Google celebrates the QC
The third city in the U.S. and the first one in the South, Charlotte, N.C. has been chosen by Google to be featured on its global Arts & Culture website. Among those places and faces that viewers can explore are artist John W. Love, Jr., a virtual field trip at the Levine Museum of the New South, a lesson in the city’s Civil Rights Movement, public artworks, and more. Google Arts & Culture Charlotte partners include: the Mint Museum, Harvey B. Gantt Center for African-American Arts & Culture, Charlotte Regional Visitors Authority, Levine Museum of the New South, NASCAR Hall of Fame, Bechtler Museum of Modern Art, Arts & Science Council, Atkins Library at University of North Carolina, Charlotte, Goodyear Arts, Carolina Raptor Center, Charlotte Symphony and the McColl Center for Art + Innovation.
Diverse writers join class
Two LGBTQ writers, Sam O and Kate Sisk, have joined NBC’s Late Night Writers Workshop. The program is dedicated to discovering and developing late night and sketch comedy writers of diverse backgrounds.
Trans murder victim suspect arrested
An arrest was made in Greensburg, La., by St. Helena Parish sheriffs in the murder of Shakie Peters of suspect Lynette Muse. Peters was one of two transgender women killed in July in the area, The Associate Press reported. More arrests are pending.
Park named after trans activist
In a first for New York state, a waterfront park in Manhattan will be named after LGBTQ civil rights activist Marsha P. Johnson, People magazine reported. The transgender person of color was memorialized as one of the prominent leaders of the Stonewall Uprising in 1969.
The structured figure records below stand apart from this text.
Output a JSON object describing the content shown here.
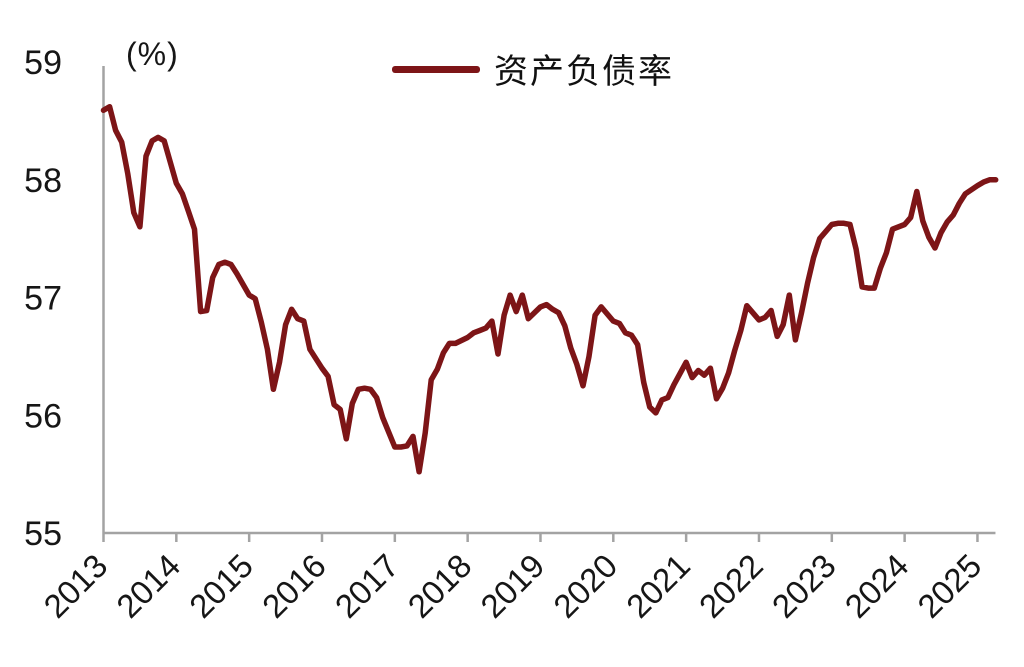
{
  "chart_data": {
    "type": "line",
    "title": "",
    "unit_label": "(%)",
    "grid": false,
    "legend_position": "top-center",
    "line_color": "#7D1517",
    "axis_color": "#a3a3a3",
    "text_color": "#161616",
    "legend": [
      {
        "name": "资产负债率",
        "color": "#7D1517"
      }
    ],
    "y_axis": {
      "min": 55,
      "max": 59,
      "ticks": [
        55,
        56,
        57,
        58,
        59
      ]
    },
    "x_axis": {
      "tick_labels": [
        "2013",
        "2014",
        "2015",
        "2016",
        "2017",
        "2018",
        "2019",
        "2020",
        "2021",
        "2022",
        "2023",
        "2024",
        "2025"
      ]
    },
    "series": [
      {
        "name": "资产负债率",
        "points": [
          [
            "2013-02",
            58.59
          ],
          [
            "2013-03",
            58.62
          ],
          [
            "2013-04",
            58.42
          ],
          [
            "2013-05",
            58.32
          ],
          [
            "2013-06",
            58.05
          ],
          [
            "2013-07",
            57.72
          ],
          [
            "2013-08",
            57.6
          ],
          [
            "2013-09",
            58.2
          ],
          [
            "2013-10",
            58.33
          ],
          [
            "2013-11",
            58.36
          ],
          [
            "2013-12",
            58.33
          ],
          [
            "2014-02",
            57.97
          ],
          [
            "2014-03",
            57.88
          ],
          [
            "2014-04",
            57.73
          ],
          [
            "2014-05",
            57.58
          ],
          [
            "2014-06",
            56.88
          ],
          [
            "2014-07",
            56.89
          ],
          [
            "2014-08",
            57.17
          ],
          [
            "2014-09",
            57.28
          ],
          [
            "2014-10",
            57.3
          ],
          [
            "2014-11",
            57.28
          ],
          [
            "2014-12",
            57.2
          ],
          [
            "2015-02",
            57.02
          ],
          [
            "2015-03",
            56.99
          ],
          [
            "2015-04",
            56.79
          ],
          [
            "2015-05",
            56.56
          ],
          [
            "2015-06",
            56.22
          ],
          [
            "2015-07",
            56.45
          ],
          [
            "2015-08",
            56.77
          ],
          [
            "2015-09",
            56.9
          ],
          [
            "2015-10",
            56.82
          ],
          [
            "2015-11",
            56.8
          ],
          [
            "2015-12",
            56.56
          ],
          [
            "2016-02",
            56.4
          ],
          [
            "2016-03",
            56.33
          ],
          [
            "2016-04",
            56.09
          ],
          [
            "2016-05",
            56.05
          ],
          [
            "2016-06",
            55.8
          ],
          [
            "2016-07",
            56.1
          ],
          [
            "2016-08",
            56.22
          ],
          [
            "2016-09",
            56.23
          ],
          [
            "2016-10",
            56.22
          ],
          [
            "2016-11",
            56.15
          ],
          [
            "2016-12",
            55.98
          ],
          [
            "2017-02",
            55.73
          ],
          [
            "2017-03",
            55.73
          ],
          [
            "2017-04",
            55.74
          ],
          [
            "2017-05",
            55.82
          ],
          [
            "2017-06",
            55.52
          ],
          [
            "2017-07",
            55.85
          ],
          [
            "2017-08",
            56.3
          ],
          [
            "2017-09",
            56.39
          ],
          [
            "2017-10",
            56.53
          ],
          [
            "2017-11",
            56.61
          ],
          [
            "2017-12",
            56.61
          ],
          [
            "2018-02",
            56.66
          ],
          [
            "2018-03",
            56.7
          ],
          [
            "2018-04",
            56.72
          ],
          [
            "2018-05",
            56.74
          ],
          [
            "2018-06",
            56.8
          ],
          [
            "2018-07",
            56.52
          ],
          [
            "2018-08",
            56.85
          ],
          [
            "2018-09",
            57.02
          ],
          [
            "2018-10",
            56.88
          ],
          [
            "2018-11",
            57.02
          ],
          [
            "2018-12",
            56.82
          ],
          [
            "2019-02",
            56.92
          ],
          [
            "2019-03",
            56.94
          ],
          [
            "2019-04",
            56.9
          ],
          [
            "2019-05",
            56.87
          ],
          [
            "2019-06",
            56.76
          ],
          [
            "2019-07",
            56.57
          ],
          [
            "2019-08",
            56.43
          ],
          [
            "2019-09",
            56.25
          ],
          [
            "2019-10",
            56.5
          ],
          [
            "2019-11",
            56.85
          ],
          [
            "2019-12",
            56.92
          ],
          [
            "2020-02",
            56.8
          ],
          [
            "2020-03",
            56.78
          ],
          [
            "2020-04",
            56.7
          ],
          [
            "2020-05",
            56.68
          ],
          [
            "2020-06",
            56.6
          ],
          [
            "2020-07",
            56.28
          ],
          [
            "2020-08",
            56.07
          ],
          [
            "2020-09",
            56.02
          ],
          [
            "2020-10",
            56.13
          ],
          [
            "2020-11",
            56.15
          ],
          [
            "2020-12",
            56.26
          ],
          [
            "2021-02",
            56.45
          ],
          [
            "2021-03",
            56.32
          ],
          [
            "2021-04",
            56.38
          ],
          [
            "2021-05",
            56.34
          ],
          [
            "2021-06",
            56.4
          ],
          [
            "2021-07",
            56.14
          ],
          [
            "2021-08",
            56.23
          ],
          [
            "2021-09",
            56.36
          ],
          [
            "2021-10",
            56.55
          ],
          [
            "2021-11",
            56.72
          ],
          [
            "2021-12",
            56.93
          ],
          [
            "2022-02",
            56.81
          ],
          [
            "2022-03",
            56.83
          ],
          [
            "2022-04",
            56.89
          ],
          [
            "2022-05",
            56.67
          ],
          [
            "2022-06",
            56.77
          ],
          [
            "2022-07",
            57.02
          ],
          [
            "2022-08",
            56.64
          ],
          [
            "2022-09",
            56.87
          ],
          [
            "2022-10",
            57.12
          ],
          [
            "2022-11",
            57.34
          ],
          [
            "2022-12",
            57.5
          ],
          [
            "2023-02",
            57.62
          ],
          [
            "2023-03",
            57.63
          ],
          [
            "2023-04",
            57.63
          ],
          [
            "2023-05",
            57.62
          ],
          [
            "2023-06",
            57.41
          ],
          [
            "2023-07",
            57.09
          ],
          [
            "2023-08",
            57.08
          ],
          [
            "2023-09",
            57.08
          ],
          [
            "2023-10",
            57.25
          ],
          [
            "2023-11",
            57.38
          ],
          [
            "2023-12",
            57.58
          ],
          [
            "2024-02",
            57.62
          ],
          [
            "2024-03",
            57.68
          ],
          [
            "2024-04",
            57.9
          ],
          [
            "2024-05",
            57.65
          ],
          [
            "2024-06",
            57.51
          ],
          [
            "2024-07",
            57.42
          ],
          [
            "2024-08",
            57.55
          ],
          [
            "2024-09",
            57.64
          ],
          [
            "2024-10",
            57.7
          ],
          [
            "2024-11",
            57.8
          ],
          [
            "2024-12",
            57.88
          ],
          [
            "2025-02",
            57.95
          ],
          [
            "2025-03",
            57.98
          ],
          [
            "2025-04",
            58.0
          ],
          [
            "2025-05",
            58.0
          ]
        ]
      }
    ]
  }
}
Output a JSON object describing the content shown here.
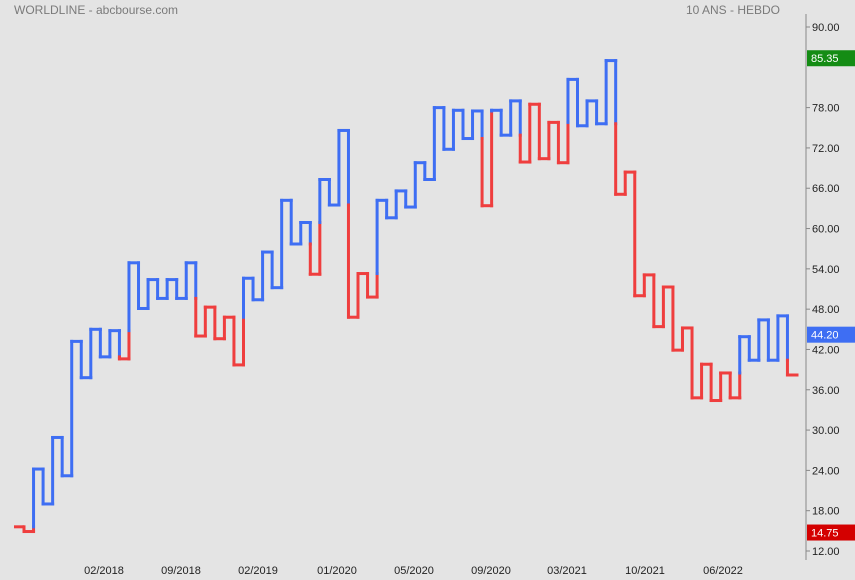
{
  "header": {
    "title": "WORLDLINE - abcbourse.com",
    "period": "10 ANS - HEBDO"
  },
  "chart_data": {
    "type": "line",
    "style": "kagi",
    "ylim": [
      12,
      90
    ],
    "y_ticks": [
      "12.00",
      "18.00",
      "24.00",
      "30.00",
      "36.00",
      "42.00",
      "48.00",
      "54.00",
      "60.00",
      "66.00",
      "72.00",
      "78.00",
      "85.35",
      "90.00"
    ],
    "x_ticks": [
      "02/2018",
      "09/2018",
      "02/2019",
      "01/2020",
      "05/2020",
      "09/2020",
      "03/2021",
      "10/2021",
      "06/2022"
    ],
    "kagi_levels": [
      15.6,
      14.9,
      24.2,
      19.0,
      28.9,
      23.2,
      43.2,
      37.8,
      45.0,
      40.9,
      44.8,
      40.6,
      54.9,
      48.1,
      52.4,
      49.6,
      52.4,
      49.6,
      54.9,
      44.0,
      48.3,
      43.6,
      46.8,
      39.7,
      52.6,
      49.4,
      56.5,
      51.2,
      64.2,
      57.7,
      60.9,
      53.2,
      67.3,
      63.5,
      74.6,
      46.8,
      53.3,
      49.8,
      64.2,
      61.6,
      65.6,
      63.2,
      69.8,
      67.3,
      78.0,
      71.8,
      77.6,
      73.4,
      77.5,
      63.4,
      77.6,
      73.9,
      79.0,
      69.9,
      78.5,
      70.4,
      75.8,
      69.8,
      82.2,
      75.3,
      79.0,
      75.6,
      85.0,
      65.1,
      68.4,
      50.0,
      53.1,
      45.4,
      51.3,
      41.9,
      45.2,
      34.8,
      39.8,
      34.4,
      38.5,
      34.8,
      43.9,
      40.4,
      46.4,
      40.4,
      47.0,
      38.2
    ],
    "colors": {
      "up": "#3e6ef3",
      "down": "#ef3e3e"
    },
    "tags": [
      {
        "label": "85.35",
        "value": 85.35,
        "color": "#148c14"
      },
      {
        "label": "44.20",
        "value": 44.2,
        "color": "#3e6ef3"
      },
      {
        "label": "14.75",
        "value": 14.75,
        "color": "#d40000"
      }
    ]
  }
}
Tribes file foster care protection suit
Two federally recognized Indian tribes, a California-based coalition of tribes, a foster youth and foster care alumni group and three organizations that work with LGBTQ and two-spirit youth in foster care sued the Department of Health and Human Services (HHS) and the Administration for Children and Families (ACF). The coalition of groups sued HHS and ACF for unlawfully rescinding requirements that child welfare agencies report data about the tribal membership and affiliation of foster children, voluntarily disclosed data about the sexual orientation of foster youth and foster and adoptive parents, and about how agencies identify and serve American Indian children and LGBTQ youth in the foster care system. The plaintiffs, California Tribal Families Coalition, Yurok Tribe, Cherokee Nation, Facing Foster Care in Alaska, Ark of Freedom Alliance, True Colors, Inc. and Ruth Ellis Center, are represented by Democracy Forward, Lambda Legal and the Michigan State University College of Law’s Indian Law Clinic.